I’m standing outside the car, bending toward her in the passenger’s seat. She pats the top of my head. A kiss. And there it is again: that tap, that crack to the rim; the light comes in. The white separates from the yolk, almost, not quite. Something gluey loosens and pools, collects into the bottom half of a household cup.

I clench the suitcase handle tighter, until my knuckles go white, just to make sure I haven’t disappeared.

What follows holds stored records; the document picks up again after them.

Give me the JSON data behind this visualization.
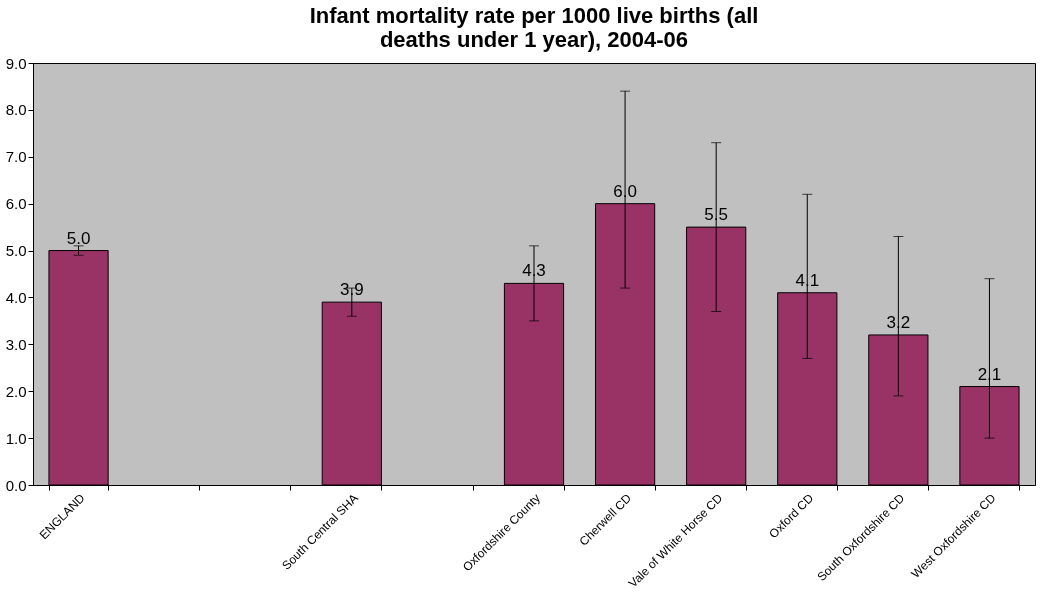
{
  "chart_data": {
    "type": "bar",
    "title": "Infant mortality rate per 1000 live births (all deaths under 1 year), 2004-06",
    "categories": [
      "ENGLAND",
      null,
      null,
      "South Central SHA",
      null,
      "Oxfordshire County",
      "Cherwell CD",
      "Vale of White Horse CD",
      "Oxford CD",
      "South Oxfordshire CD",
      "West Oxfordshire CD"
    ],
    "series": [
      {
        "color": "#993366",
        "values": [
          5.0,
          null,
          null,
          3.9,
          null,
          4.3,
          6.0,
          5.5,
          4.1,
          3.2,
          2.1
        ],
        "errors": [
          [
            4.9,
            5.1
          ],
          null,
          null,
          [
            3.6,
            4.2
          ],
          null,
          [
            3.5,
            5.1
          ],
          [
            4.2,
            8.4
          ],
          [
            3.7,
            7.3
          ],
          [
            2.7,
            6.2
          ],
          [
            1.9,
            5.3
          ],
          [
            1.0,
            4.4
          ]
        ]
      }
    ],
    "value_labels": [
      "5.0",
      null,
      null,
      "3.9",
      null,
      "4.3",
      "6.0",
      "5.5",
      "4.1",
      "3.2",
      "2.1"
    ],
    "ylim": [
      0,
      9
    ],
    "yticks": [
      {
        "value": 0,
        "label": "0.0"
      },
      {
        "value": 1,
        "label": "1.0"
      },
      {
        "value": 2,
        "label": "2.0"
      },
      {
        "value": 3,
        "label": "3.0"
      },
      {
        "value": 4,
        "label": "4.0"
      },
      {
        "value": 5,
        "label": "5.0"
      },
      {
        "value": 6,
        "label": "6.0"
      },
      {
        "value": 7,
        "label": "7.0"
      },
      {
        "value": 8,
        "label": "8.0"
      },
      {
        "value": 9,
        "label": "9.0"
      }
    ],
    "grid": false
  }
}
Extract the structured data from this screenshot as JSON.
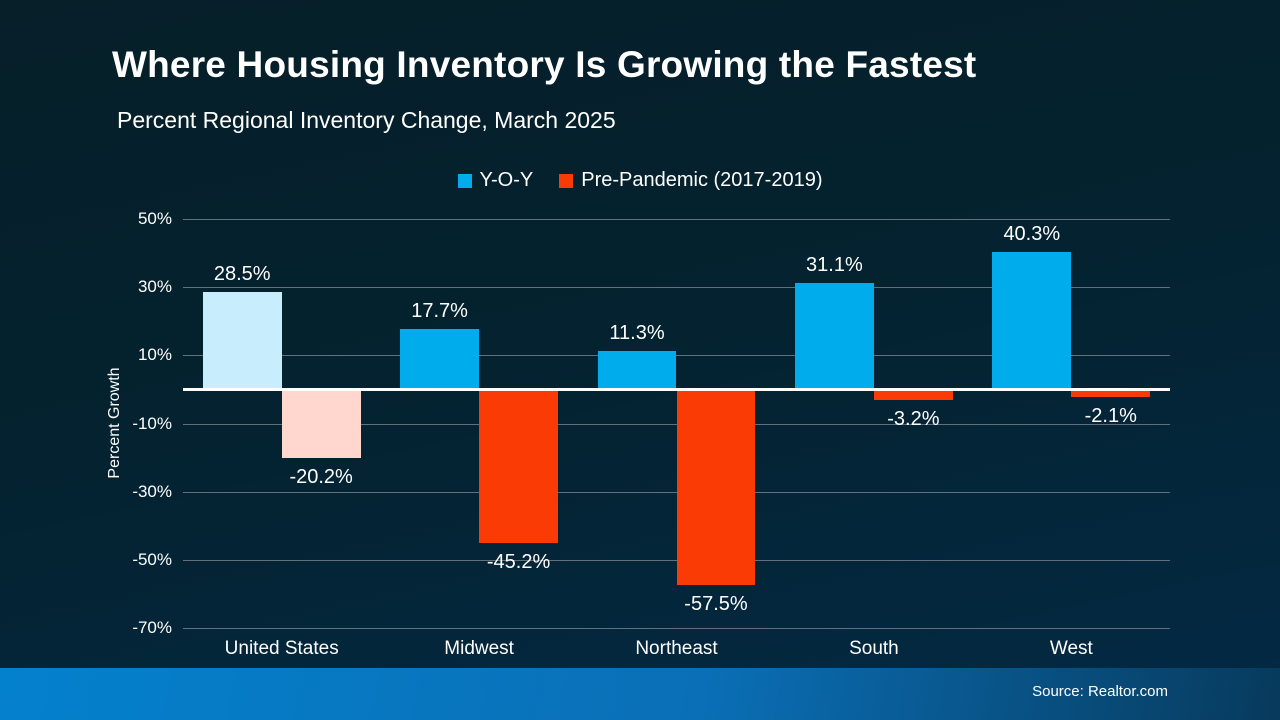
{
  "slide": {
    "title": "Where Housing Inventory Is Growing the Fastest",
    "subtitle": "Percent Regional Inventory Change, March 2025",
    "source": "Source: Realtor.com"
  },
  "chart_data": {
    "type": "bar",
    "title": "Where Housing Inventory Is Growing the Fastest",
    "subtitle": "Percent Regional Inventory Change, March 2025",
    "xlabel": "",
    "ylabel": "Percent Growth",
    "ylim": [
      -70,
      50
    ],
    "y_ticks": [
      50,
      30,
      10,
      -10,
      -30,
      -50,
      -70
    ],
    "y_tick_suffix": "%",
    "grid": true,
    "zero_line": true,
    "legend_position": "top-center",
    "categories": [
      "United States",
      "Midwest",
      "Northeast",
      "South",
      "West"
    ],
    "series": [
      {
        "name": "Y-O-Y",
        "color": "#00acec",
        "muted_color": "#c8eefe",
        "values": [
          28.5,
          17.7,
          11.3,
          31.1,
          40.3
        ]
      },
      {
        "name": "Pre-Pandemic (2017-2019)",
        "color": "#fb3b05",
        "muted_color": "#ffd7ce",
        "values": [
          -20.2,
          -45.2,
          -57.5,
          -3.2,
          -2.1
        ]
      }
    ],
    "muted_category": "United States",
    "muted_category_index": 0,
    "value_labels": [
      "28.5%",
      "17.7%",
      "11.3%",
      "31.1%",
      "40.3%",
      "-20.2%",
      "-45.2%",
      "-57.5%",
      "-3.2%",
      "-2.1%"
    ]
  },
  "colors": {
    "background_top": "#061f29",
    "background_bottom": "#032a45",
    "footer_left": "#0481cd",
    "footer_right": "#073a5c",
    "gridline": "#61707a",
    "zero_line": "#ffffff",
    "text": "#ffffff"
  }
}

I clear my throat, smile, then hurry toward the doors of the airport.

LUCK BE A LADY

We drive through Panorama Shores, Florida. Although it’s 1992, it might as well be 1962; the houses have been meticulously preserved right down to the jalousies, the pylons, the alarming geometry of oblongs and fins. Mint greens and pinks and ice blues and saffrons: it’s hard not to fall a little in love with the town’s Palm Springs atmosphere, whatever you think of midcentury design. My brother, Bobby, is practically in heaven. For most of his adult life he’s been entranced by the architectural charms of the era, the sweetness and optimism, its faith in a decent populist esthetic. We turn north onto Mahogany Drive. Amid the travelers trees and the coffee shops and the neatly tended motor courts are bars, more bars than I could have imagined in such a pretty little beach town. I imagine stylish lonely widows lurking behind their gates. I think of the older Joan Crawford. Or else, the aging Vivien Leigh, who’s worrying the pearls around her neck, dressed in that inimitable color that could only be described as
champagne.

We pull out the address from the glove box. We’re surprised that Mrs. Fox isn’t presiding over one of the fancy houses on the causeway. We make a few more turns and soon we lurch up some side street, and then an alley barely wide as a Lincoln Town Car. Palm fronds swipe the windshield. It’s obviously not the clipped, constructed paradise from which we’ve just emerged. There are trash cans and tomcats and stacks of weathered lumber in the yards. Not that there isn’t a ramshackle allure to the place (I can’t help but think of Key West), but it’s on the edge of something seedy and exhausted.

Number 16406: the Sting Ray Motel, outside of which a skinny woman with starved eyes smokes a brown cigarette, exhaling through her nose.

Number 16408, not two feet to the north. The sign clues us in:
The Foxes: Time Out.

The house itself is an L-shaped rancher, a narrow affair, which appears to have been specifically designed with a problem lot in mind. A forbidding garage wing extends toward the street. The walls are blinding white, the roof tile is blinding white. Oddly enough, it’s the only yard on the block without a scrap of vegetation. Only a bed of white white stones where the grass might be. It’s so white that it’s hard to look at; our eyeballs ache, blue, then throb.

But that’s not really what startles. To the left of the garage, we see a wrought-iron gate through which circular stepping stones lead to the front door. And the color of that wrought iron? Orange. Not a subtle, cheerful orange, but an alarming orange like the color of a traffic safety cone.

Who would paint wrought iron orange? The thought is so disturbing that I’m certain that Bobby, an architect and designer with intractable standards, will press his foot on the gas.

Instead, he shifts the car into park and opens his door.

“What are you doing?”

“We’re going to see Mrs. Fox.”

“She won’t even open the door.” And I remind him of the incident twenty years ago when, with our parents, we made a surprise visit to her house in Huntingdon Valley, Pennsylvania, and she refused to answer our insistent knocking, even though we saw her frozen silhouette through the curtains.

“Oh, stop it. We’ll just say hello, then leave.”